Beets, Honey and Gorgonzola are a heavenly combination that is only made better in the form of a flat bread. I love lightening up a decadent yet flavorful cheese by cutting it with some non-fat Greek yogurt. I also utilized the beet and the greens which adds extra flavor, nutrition and a pop of color. Beet, Gorgonzola and Honey Flatbread
- 1 tablespoon herb oil (see recipe below)
- 2 pieces whole wheat naan bread (whole foods)
- Two Beets (one red and one yellow)–roasted, halved and sliced
- 1 ounce Gorgonzola cheese
- 1/4 cup Greek yogurt
- 1 cup beet greens, thinly sliced
- 1 tablespoon honey
- salt and pepper to taste
- Preheat oven to 450 degrees F
- Place naan on a pizza stone or baking sheet. Drizzle with herb oil, salt and pepper. Bake for 5 minutes to crisp.

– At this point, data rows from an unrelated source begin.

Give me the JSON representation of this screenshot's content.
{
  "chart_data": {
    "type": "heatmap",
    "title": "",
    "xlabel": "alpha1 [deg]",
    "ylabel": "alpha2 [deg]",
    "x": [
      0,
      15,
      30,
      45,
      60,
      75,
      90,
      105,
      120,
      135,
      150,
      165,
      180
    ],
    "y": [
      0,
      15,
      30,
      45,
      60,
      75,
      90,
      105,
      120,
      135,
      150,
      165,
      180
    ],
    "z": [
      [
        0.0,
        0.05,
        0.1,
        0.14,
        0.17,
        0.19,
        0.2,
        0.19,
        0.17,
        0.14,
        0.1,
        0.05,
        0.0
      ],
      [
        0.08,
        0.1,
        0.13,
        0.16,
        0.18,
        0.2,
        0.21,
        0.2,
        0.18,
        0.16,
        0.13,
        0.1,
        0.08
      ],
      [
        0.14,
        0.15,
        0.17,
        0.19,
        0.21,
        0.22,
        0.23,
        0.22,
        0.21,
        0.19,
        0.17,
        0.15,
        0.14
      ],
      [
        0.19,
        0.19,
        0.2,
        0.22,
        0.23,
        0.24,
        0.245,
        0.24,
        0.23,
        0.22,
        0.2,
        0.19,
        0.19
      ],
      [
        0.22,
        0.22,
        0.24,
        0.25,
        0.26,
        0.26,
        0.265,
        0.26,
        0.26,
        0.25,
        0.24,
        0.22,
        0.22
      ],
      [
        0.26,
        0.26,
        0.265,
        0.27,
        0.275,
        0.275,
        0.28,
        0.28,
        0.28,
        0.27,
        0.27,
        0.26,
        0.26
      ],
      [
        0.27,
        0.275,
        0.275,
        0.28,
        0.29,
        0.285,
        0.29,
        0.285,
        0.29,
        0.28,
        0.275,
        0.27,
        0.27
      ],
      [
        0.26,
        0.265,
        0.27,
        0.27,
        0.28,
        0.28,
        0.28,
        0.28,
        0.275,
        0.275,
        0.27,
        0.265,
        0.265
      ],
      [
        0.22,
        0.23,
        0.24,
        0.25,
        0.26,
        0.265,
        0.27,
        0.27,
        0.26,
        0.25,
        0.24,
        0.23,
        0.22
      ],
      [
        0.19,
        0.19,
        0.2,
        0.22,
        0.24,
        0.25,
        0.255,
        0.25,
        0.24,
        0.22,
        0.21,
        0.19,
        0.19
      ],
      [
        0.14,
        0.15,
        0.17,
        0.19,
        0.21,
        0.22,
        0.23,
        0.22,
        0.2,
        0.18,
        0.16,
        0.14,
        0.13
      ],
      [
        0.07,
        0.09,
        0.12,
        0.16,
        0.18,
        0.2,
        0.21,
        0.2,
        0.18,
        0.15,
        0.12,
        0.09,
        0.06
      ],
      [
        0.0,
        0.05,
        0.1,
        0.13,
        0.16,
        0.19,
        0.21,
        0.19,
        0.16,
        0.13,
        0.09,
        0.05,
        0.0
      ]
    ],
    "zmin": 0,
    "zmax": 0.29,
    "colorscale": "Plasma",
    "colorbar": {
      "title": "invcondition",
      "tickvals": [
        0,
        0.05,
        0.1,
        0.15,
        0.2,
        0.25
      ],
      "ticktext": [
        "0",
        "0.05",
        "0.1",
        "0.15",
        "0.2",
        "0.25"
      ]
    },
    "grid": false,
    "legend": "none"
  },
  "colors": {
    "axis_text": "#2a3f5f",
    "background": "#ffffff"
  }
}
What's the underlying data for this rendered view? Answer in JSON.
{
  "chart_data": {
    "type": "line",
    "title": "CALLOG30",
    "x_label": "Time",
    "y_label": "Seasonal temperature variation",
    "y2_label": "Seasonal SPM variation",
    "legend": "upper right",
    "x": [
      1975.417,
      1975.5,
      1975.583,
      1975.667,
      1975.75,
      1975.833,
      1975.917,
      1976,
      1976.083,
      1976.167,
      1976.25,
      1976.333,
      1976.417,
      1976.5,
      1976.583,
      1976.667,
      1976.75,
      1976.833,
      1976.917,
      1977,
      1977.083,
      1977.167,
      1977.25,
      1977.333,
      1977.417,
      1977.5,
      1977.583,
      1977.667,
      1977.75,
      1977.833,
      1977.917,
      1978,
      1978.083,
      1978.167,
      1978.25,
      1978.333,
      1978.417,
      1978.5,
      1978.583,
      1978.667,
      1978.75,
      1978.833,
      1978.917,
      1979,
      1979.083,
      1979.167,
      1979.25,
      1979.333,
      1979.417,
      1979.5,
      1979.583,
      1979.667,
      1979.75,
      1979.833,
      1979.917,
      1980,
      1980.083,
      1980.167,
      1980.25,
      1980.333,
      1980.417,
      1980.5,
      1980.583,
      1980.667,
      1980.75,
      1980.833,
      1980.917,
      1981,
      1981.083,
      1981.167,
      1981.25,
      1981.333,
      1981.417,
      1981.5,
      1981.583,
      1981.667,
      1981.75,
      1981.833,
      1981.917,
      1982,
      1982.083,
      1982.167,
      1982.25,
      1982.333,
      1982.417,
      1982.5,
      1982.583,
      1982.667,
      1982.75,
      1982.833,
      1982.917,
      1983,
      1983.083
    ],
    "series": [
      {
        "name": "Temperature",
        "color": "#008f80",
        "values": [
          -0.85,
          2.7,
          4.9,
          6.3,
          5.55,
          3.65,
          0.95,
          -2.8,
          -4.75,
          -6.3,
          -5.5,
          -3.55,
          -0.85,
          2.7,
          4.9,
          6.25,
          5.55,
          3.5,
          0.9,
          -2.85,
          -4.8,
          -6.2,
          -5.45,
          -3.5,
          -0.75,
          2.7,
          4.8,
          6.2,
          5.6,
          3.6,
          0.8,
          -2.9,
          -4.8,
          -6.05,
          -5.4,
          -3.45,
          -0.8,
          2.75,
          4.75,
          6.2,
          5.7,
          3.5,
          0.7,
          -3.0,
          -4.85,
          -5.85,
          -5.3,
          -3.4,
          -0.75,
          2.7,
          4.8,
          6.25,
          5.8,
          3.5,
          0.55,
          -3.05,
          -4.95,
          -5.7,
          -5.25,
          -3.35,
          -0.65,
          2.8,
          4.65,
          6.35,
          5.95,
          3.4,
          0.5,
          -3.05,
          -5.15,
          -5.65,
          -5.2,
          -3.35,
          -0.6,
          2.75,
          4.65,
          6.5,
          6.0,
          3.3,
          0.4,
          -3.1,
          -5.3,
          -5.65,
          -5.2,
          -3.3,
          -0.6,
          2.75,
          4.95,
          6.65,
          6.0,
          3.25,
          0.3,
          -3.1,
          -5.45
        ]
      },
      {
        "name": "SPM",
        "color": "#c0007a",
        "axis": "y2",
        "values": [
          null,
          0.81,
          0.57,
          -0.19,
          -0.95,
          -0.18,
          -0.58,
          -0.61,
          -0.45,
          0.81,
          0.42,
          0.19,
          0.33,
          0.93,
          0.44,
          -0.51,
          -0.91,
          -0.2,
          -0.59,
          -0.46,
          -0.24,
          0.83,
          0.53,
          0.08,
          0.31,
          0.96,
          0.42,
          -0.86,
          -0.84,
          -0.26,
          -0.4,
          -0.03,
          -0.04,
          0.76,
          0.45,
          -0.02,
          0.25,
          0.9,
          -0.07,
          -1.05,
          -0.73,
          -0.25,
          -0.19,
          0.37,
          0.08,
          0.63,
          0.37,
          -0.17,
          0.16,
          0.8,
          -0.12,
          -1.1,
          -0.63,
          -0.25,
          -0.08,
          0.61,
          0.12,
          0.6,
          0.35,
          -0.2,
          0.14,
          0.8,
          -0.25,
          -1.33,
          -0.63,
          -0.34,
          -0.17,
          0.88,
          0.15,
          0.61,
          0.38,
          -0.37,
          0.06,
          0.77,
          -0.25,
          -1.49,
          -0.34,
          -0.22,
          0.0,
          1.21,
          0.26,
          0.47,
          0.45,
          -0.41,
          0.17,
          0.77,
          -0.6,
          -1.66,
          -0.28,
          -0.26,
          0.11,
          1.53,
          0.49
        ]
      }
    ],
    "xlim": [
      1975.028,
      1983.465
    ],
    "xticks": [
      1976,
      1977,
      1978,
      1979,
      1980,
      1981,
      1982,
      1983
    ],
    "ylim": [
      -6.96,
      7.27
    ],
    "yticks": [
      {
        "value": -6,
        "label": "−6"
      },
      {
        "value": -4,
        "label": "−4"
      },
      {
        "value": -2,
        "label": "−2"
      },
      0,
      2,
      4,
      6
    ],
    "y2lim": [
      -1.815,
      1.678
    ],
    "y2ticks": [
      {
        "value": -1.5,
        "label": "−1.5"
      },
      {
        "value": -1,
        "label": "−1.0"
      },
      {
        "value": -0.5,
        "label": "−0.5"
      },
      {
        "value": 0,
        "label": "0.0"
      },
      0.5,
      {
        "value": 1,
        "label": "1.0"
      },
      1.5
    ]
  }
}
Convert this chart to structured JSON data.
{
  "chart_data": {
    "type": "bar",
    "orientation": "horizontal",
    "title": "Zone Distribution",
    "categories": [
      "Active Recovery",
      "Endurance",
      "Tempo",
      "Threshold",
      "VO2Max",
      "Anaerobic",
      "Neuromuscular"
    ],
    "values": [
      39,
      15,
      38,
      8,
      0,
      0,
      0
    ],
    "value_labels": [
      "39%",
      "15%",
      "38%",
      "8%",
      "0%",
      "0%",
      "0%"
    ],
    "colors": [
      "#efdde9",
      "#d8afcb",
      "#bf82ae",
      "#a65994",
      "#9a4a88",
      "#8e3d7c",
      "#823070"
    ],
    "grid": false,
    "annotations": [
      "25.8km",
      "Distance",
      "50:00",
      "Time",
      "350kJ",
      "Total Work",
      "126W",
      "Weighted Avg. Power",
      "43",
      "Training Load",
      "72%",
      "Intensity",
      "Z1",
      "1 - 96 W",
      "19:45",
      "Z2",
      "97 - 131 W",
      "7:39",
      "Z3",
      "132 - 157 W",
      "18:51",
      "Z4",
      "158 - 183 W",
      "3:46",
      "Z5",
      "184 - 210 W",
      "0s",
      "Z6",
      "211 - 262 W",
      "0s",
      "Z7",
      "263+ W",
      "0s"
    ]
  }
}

- Spread 1/2 of cheese mixture on each piece of naan. Layer beet slices. Top with beet greens tossed in a tsp of olive oil
- Bake in the preheated oven 8 to 10 minutes, or until cheese is melted and crust is lightly browned. Remove from heat. Drizzle Honey and Serve.
Herb Oil: In a food processor combine 1 1/2 cups of oil with 1 cup of mixed fresh herbs such as rosemary, oregano,thyme and parsley.
*To Roast Beets: Wrap in foil (yellow seperate to red to protect the red beet from “bleeding onto the yellow”) @400 for 1 hour or until tender. Peel.